Paperhouse: On learning music
Enjoying a new type of music is similar to learning a new language. Developing a functional knowledge and understanding a few key phrases isn’t that difficult, but attaining fluency requires research, practice, and more time than one first imagines. The key to both, however, is immersion. Surrounding yourself with people who are already familiar with the culture is the most efficient way to learn about any musical style.
You can try doing research on your own by reading Pitchfork or Drowned in Sound, surfing Wikipedia’s “list of X-genre artists,” and downloading a bunch of albums that you’ve heard belong in a certain genre, but this is no different from learning a language solely through how-to books and instructional podcasts. In other words, by learning this way, you lose the human aspect — the social nuances that elevate communication beyond simple information transmission into a form of spiritual connection and understanding.
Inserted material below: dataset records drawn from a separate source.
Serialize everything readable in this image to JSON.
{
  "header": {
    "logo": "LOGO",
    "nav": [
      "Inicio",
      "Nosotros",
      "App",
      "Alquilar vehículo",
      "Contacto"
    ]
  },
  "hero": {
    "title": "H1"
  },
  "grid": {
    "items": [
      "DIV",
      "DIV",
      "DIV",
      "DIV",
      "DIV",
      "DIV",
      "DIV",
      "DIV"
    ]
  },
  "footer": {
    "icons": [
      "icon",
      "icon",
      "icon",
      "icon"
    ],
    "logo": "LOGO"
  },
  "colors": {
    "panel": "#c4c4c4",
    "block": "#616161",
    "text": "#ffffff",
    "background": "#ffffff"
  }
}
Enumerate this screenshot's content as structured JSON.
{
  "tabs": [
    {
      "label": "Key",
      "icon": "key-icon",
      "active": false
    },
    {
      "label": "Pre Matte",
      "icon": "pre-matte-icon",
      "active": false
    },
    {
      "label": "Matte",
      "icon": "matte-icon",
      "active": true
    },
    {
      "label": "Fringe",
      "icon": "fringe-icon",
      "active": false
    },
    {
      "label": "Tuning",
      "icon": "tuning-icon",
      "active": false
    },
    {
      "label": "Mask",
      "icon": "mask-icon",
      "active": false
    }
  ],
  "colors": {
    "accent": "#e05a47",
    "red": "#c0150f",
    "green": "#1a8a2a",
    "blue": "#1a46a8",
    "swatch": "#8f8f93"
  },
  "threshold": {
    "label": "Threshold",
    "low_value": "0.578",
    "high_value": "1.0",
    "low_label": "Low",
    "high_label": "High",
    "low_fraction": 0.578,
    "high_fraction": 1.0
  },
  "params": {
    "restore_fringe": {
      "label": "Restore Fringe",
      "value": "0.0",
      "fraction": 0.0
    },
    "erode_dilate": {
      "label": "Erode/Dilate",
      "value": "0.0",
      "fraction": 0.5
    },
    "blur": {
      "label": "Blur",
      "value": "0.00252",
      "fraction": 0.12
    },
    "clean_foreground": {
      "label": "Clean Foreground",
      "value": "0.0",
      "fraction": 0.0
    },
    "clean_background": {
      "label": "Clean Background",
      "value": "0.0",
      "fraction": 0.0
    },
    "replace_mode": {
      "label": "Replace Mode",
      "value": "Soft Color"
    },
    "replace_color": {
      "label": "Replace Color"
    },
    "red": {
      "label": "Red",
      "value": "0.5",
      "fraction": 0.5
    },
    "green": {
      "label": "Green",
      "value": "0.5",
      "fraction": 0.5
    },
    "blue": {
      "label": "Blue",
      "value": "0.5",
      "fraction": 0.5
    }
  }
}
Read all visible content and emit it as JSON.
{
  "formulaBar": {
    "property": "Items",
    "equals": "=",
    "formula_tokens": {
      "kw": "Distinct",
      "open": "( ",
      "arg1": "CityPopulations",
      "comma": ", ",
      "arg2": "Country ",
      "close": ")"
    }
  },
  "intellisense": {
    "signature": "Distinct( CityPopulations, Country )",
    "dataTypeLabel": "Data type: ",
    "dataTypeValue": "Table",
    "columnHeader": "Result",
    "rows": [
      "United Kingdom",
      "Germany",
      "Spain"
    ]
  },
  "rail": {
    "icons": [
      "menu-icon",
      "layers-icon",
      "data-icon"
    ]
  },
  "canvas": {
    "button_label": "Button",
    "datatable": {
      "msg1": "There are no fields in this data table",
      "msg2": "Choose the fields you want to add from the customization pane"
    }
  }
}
There is another key similarity between learning a new language and broadening your musical taste: There is a critical period of acquisition, and once you pass that period, fluency is much harder to acquire. According to Daniel Levitin, associate professor of psychology at McGill University, it is our music taste during our teenage years that most heavily influence our listening preferences as adults. While that critical period has already passed for most of us, there is still time to listen and learn.
Carnegie Mellon is one of the most diverse universities in the country. Our music program is world renowned, our radio station is one of the final bastions in freeform radio culture, and Pittsburgh is a musical hotspot for most any type of style. So, why are you still reading this? Go find something new to listen to and expand your mind.